New capabilities to reduce storage costs, increase data safety and improve security

ByMatt SchumpertonNovember 15, 2022
Introducing Redpanda 22.3, featuring cloud-first storage, fast transactions and more

What’s new in 22.3?

Redpanda 22.3 is here! Today, we’re excited to bring you new enhancements designed to significantly reduce TCO of your streaming data environments as well as several features to increase data safety, improve security, and further reduce the complexity in operating your own Kafka workloads.

New unified retention controls combined with Redpanda’s shadow indexing architecture, enable a “cloud-first” tiered storage facility that makes the public cloud the default data storage platform for all your streaming data, and yes, of course, compacted topics included. Additionally, 22.3 brings transactions into general availability with a 10x throughput improvement, self-healing multi-AZ data balancing and uniform security across all Redpanda endpoints.

Introducing Cloud-first storage

Redpanda 22.3 delivers game-changing cost performance, reducing storage costs by up to 10x

Amazon’s S3 has evolved from a pioneering ‘utility computing’ innovation in 2006 into the de facto standard for separating compute from storage in applications, and the reference protocol for the implementation of both hyperscale cloud storage services and on-premise storage appliances.

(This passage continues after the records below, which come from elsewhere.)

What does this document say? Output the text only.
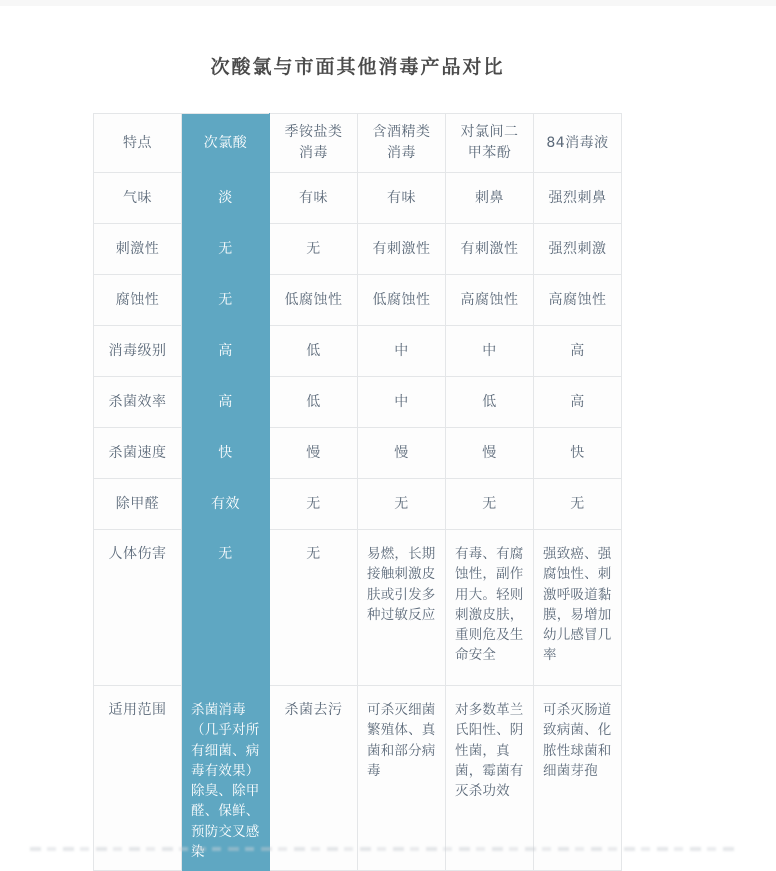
次酸氯与市面其他消毒产品对比
特点	次氯酸	季铵盐类消毒	含酒精类消毒	对氯间二甲苯酚	84消毒液
气味	淡	有味	有味	刺鼻	强烈刺鼻
刺激性	无	无	有刺激性	有刺激性	强烈刺激
腐蚀性	无	低腐蚀性	低腐蚀性	高腐蚀性	高腐蚀性
消毒级别	高	低	中	中	高
杀菌效率	高	低	中	低	高
杀菌速度	快	慢	慢	慢	快
除甲醛	有效	无	无	无	无
人体伤害	无	无	易燃，长期接触刺激皮肤或引发多种过敏反应	有毒、有腐蚀性，副作用大。轻则刺激皮肤，重则危及生命安全	强致癌、强腐蚀性、刺激呼吸道黏膜，易增加幼儿感冒几率
适用范围	杀菌消毒（几乎对所有细菌、病毒有效果）除臭、除甲醛、保鲜、预防交叉感染	杀菌去污	可杀灭细菌繁殖体、真菌和部分病毒	对多数革兰氏阳性、阴性菌，真菌，霉菌有灭杀功效	可杀灭肠道致病菌、化脓性球菌和细菌芽孢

It’s no longer acceptable for any storage or data infrastructure vendor to lack S3 protocol support or to collocate compute and storage and remain competitive. Redpanda is no different. How we leverage S3, however, is a space where significant innovation is happening in Redpanda around this transformative technology.

Redpanda launched tiered storage in 22.1 to give developers unified access to both real-time and historical data, using a common (Kafka) API and without inflating the cost of data storage. Built on our unique Shadow Indexing technology, the initial tiered storage capability archived topic data to cloud object storage and transparently managed data retrieval for Kafka consumers. However, the lifecycle of the data in tiered storage had to be managed separately from that of the data stored locally in a cluster’s storage volumes.

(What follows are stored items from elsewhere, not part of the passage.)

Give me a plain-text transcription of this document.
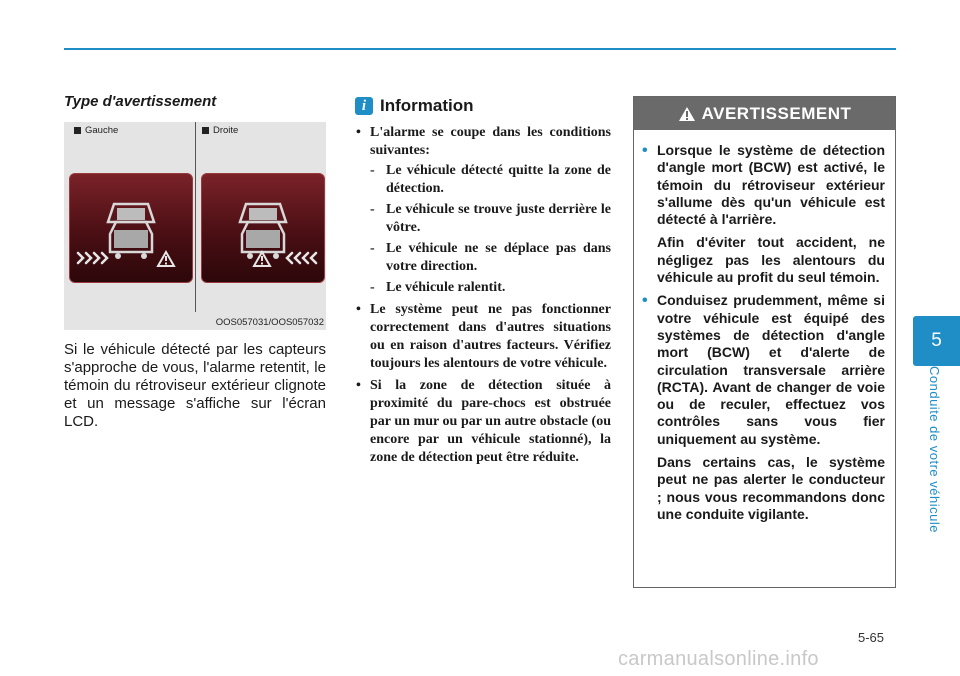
Type d'avertissement
Gauche	Droite
OOS057031/OOS057032

Si le véhicule détecté par les capteurs s'approche de vous, l'alarme retentit, le témoin du rétroviseur extérieur clignote et un message s'affiche sur l'écran LCD.

i Information
• L'alarme se coupe dans les conditions suivantes:
- Le véhicule détecté quitte la zone de détection.
- Le véhicule se trouve juste derrière le vôtre.
- Le véhicule ne se déplace pas dans votre direction.
- Le véhicule ralentit.
• Le système peut ne pas fonctionner correctement dans d'autres situations ou en raison d'autres facteurs. Vérifiez toujours les alentours de votre véhicule.
• Si la zone de détection située à proximité du pare-chocs est obstruée par un mur ou par un autre obstacle (ou encore par un véhicule stationné), la zone de détection peut être réduite.
AVERTISSEMENT

• Lorsque le système de détection d'angle mort (BCW) est activé, le témoin du rétroviseur extérieur s'allume dès qu'un véhicule est détecté à l'arrière.

Afin d'éviter tout accident, ne négligez pas les alentours du véhicule au profit du seul témoin.

• Conduisez prudemment, même si votre véhicule est équipé des systèmes de détection d'angle mort (BCW) et d'alerte de circulation transversale arrière (RCTA). Avant de changer de voie ou de reculer, effectuez vos contrôles sans vous fier uniquement au système.

Dans certains cas, le système peut ne pas alerter le conducteur ; nous vous recommandons donc une conduite vigilante.

5
Conduite de votre véhicule
5-65
carmanualsonline.info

With 22.3, the cloud is the default storage tier for Redpanda clusters. Administrators and application developers can apply standard Kafka data retention properties to customize the data retention behavior. Thus, existing applications can be deployed unchanged, while leveraging cloud storage transparently. Behind the scenes, the Redpanda platform intelligently manages the data archival, uses read-ahead caching & bulk transfers to protect latency and two-level indexing to maintain optimal performance at scale, enabling access to infinite data storage, without complexity and without breaking the bank.

storage-diagram

Redpanda’s cloud-first storage engine stores even actively used topics_ fully self-contained and portable_ in cloud storage services, making this data available for a variety of purposes such as tiered storage, remote read replicas and disaster recovery, regardless of whether the original cluster is still running. It will also enable future advanced use cases such as migration to other clouds, and curation for downstream applications, making this architecture flexible and future-proof.

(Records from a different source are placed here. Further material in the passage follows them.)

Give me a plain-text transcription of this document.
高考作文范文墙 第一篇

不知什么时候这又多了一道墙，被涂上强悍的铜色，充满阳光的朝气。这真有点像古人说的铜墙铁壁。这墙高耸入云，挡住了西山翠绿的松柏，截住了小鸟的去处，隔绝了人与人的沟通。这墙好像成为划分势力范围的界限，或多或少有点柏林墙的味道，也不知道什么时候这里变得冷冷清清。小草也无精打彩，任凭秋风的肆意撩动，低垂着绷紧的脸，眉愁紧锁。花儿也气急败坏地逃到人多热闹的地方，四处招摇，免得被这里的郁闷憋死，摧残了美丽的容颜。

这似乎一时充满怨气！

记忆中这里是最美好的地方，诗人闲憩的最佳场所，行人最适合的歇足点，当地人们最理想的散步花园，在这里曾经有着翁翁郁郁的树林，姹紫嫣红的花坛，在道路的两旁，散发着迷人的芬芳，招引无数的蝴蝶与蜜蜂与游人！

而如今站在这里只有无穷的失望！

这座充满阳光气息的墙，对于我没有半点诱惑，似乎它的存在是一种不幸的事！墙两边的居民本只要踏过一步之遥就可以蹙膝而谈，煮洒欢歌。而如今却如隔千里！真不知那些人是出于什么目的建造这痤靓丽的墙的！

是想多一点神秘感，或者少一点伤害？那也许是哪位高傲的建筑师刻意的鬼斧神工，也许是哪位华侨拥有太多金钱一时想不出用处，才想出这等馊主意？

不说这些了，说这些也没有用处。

Consequently, developers can design and build applications that are free from constraints imposed limits of locally attached storage and the costs of remotely attached storage volumes, while preserving fine-grained control of local data placement with topic-level overrides if desired. Meanwhile, cluster administrators are freed from housekeeping tasks such as manually purging cloud storage of expired data and deleted topics.

Got you excited? Check out the documentation for our updated tiered storage capabilities here.

Safer data, more resilient Kafka clusters

Who wants 10x more throughput? Anyone? I thought so….

partitions

In release 21.8.1 we released a technical preview of the Kafka transactions API in Redpanda. Redpanda 22.3 brings this to general availability. Transactions are part of Apache Kafka and enable "exactly-once" semantics to help ensure guaranteed delivery of messages for applications with these requirements. More impressively, Redpanda delivers transactions without sacrificing performance. In fact, using transactions with Redpanda provides between 2x and 10x more throughput with the same latency as Apache Kafka.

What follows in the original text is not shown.